Я остановился в невольном раздумье. Так это Семенья гора, а это первый очаг павловского производства? Здесь стоял первый заводский горн, здесь громыхал молот, здесь добрый помещик видел своих людишек в аду и думал их вывести, потушив заводские огни?..
Резкий ветер, налетавший из клубившейся морозною пылью пустой и темной дали, не позволил мне предаваться долгим размышлениям, тем более, что Аверьян уже шел по направлению к ближайшим огням и нетерпеливо звал меня за собой.
Через несколько минут он исчез, согнув свою могучую спину, в какой-то лачуге, и вышел оттуда с небольшим человеком, в огромной шапке, в таких же огромных валенках и в переднике. Человек этот почтительно поклонился, поздоровался со всеми за руку и предложил мне себя в провожатые.
Затем мы начали свой обход.
Я не стану утомлять вас подробностями. Сам я, обойдя несколько домов, где меня встречали очень радушно, а иногда с какою-то безотчетною надеждой, попросил у Аверьяна пощады… Но неумолимый Аверьян шел из дому в дом, от лачуги к лачуге, развертывая передо мной картины одну безотраднее другой…
Прежде всего мы подошли к крохотной избушке, лепившейся к глинистому обрыву. Таких избушек в Павлове много, и снаружи они даже красивы: крохотные стены, крохотные крыши, крохотные окна. Так и кажется, что это игрушка, кукольный домик, где живут такие же кукольные, игрушечные люди.

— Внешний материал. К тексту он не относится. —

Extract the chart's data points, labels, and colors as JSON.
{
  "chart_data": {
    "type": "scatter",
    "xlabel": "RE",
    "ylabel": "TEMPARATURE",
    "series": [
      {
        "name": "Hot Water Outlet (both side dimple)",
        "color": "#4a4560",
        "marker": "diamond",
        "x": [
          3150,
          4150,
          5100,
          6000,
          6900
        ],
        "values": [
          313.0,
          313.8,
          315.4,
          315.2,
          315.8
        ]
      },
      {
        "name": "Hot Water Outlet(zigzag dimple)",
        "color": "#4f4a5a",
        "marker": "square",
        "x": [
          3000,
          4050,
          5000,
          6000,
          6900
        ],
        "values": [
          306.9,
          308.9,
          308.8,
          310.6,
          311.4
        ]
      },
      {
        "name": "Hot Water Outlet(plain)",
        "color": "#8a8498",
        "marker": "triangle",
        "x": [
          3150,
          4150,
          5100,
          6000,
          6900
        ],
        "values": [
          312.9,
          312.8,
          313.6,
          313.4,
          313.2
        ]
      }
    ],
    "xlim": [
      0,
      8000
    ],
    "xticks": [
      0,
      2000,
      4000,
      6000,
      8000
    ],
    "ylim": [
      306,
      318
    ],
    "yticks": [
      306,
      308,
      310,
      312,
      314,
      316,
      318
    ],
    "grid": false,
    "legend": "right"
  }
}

И это отчасти правда… Когда мы, согнув головы, вошли в эту избушку, на нас испуганно взглянули три пары глаз, принадлежавших трем крохотным существам.
Три женские фигуры стояли у станков: старуха, девушка лет восемнадцати и маленькая девочка лет тринадцати. Впрочем, возраст ее определить было очень трудно: девочка была как две капли воды похожа на мать, такая же сморщенная, такая же старенькая, такая же поразительно худая.
Я не мог вынести ее взгляда… Это был буквально маленький скелет, с тоненькими руками, державшими тяжелый стальной напильник в длинных костлявых пальцах. Лицо, обтянутое прозрачной кожей, было просто страшно, зубы оскаливались, на шее, при поворотах, выступали одни сухожилия… Это было маленькое олицетворение голода!..
Да, это была просто-напросто маленькая голодная смерть за рабочим станком. Того, что зарабатывают эти три женщины, едва хватает, чтобы поддерживать искру существования в трех рабочих единицах кустарного села. Но жизнь все-таки тлеет, и все-таки под ее влиянием и здесь, в крохотной избушке, старое старится, молодое растет. Но только голод и непосильная работа страшно уравняли старое и молодое; одни глаза девочки, смотревшие мягко, жалобно, с безмолвным вопросом и как будто с немою просьбой о пощаде, сразу указывали возраст этой крохотной кустарной работницы.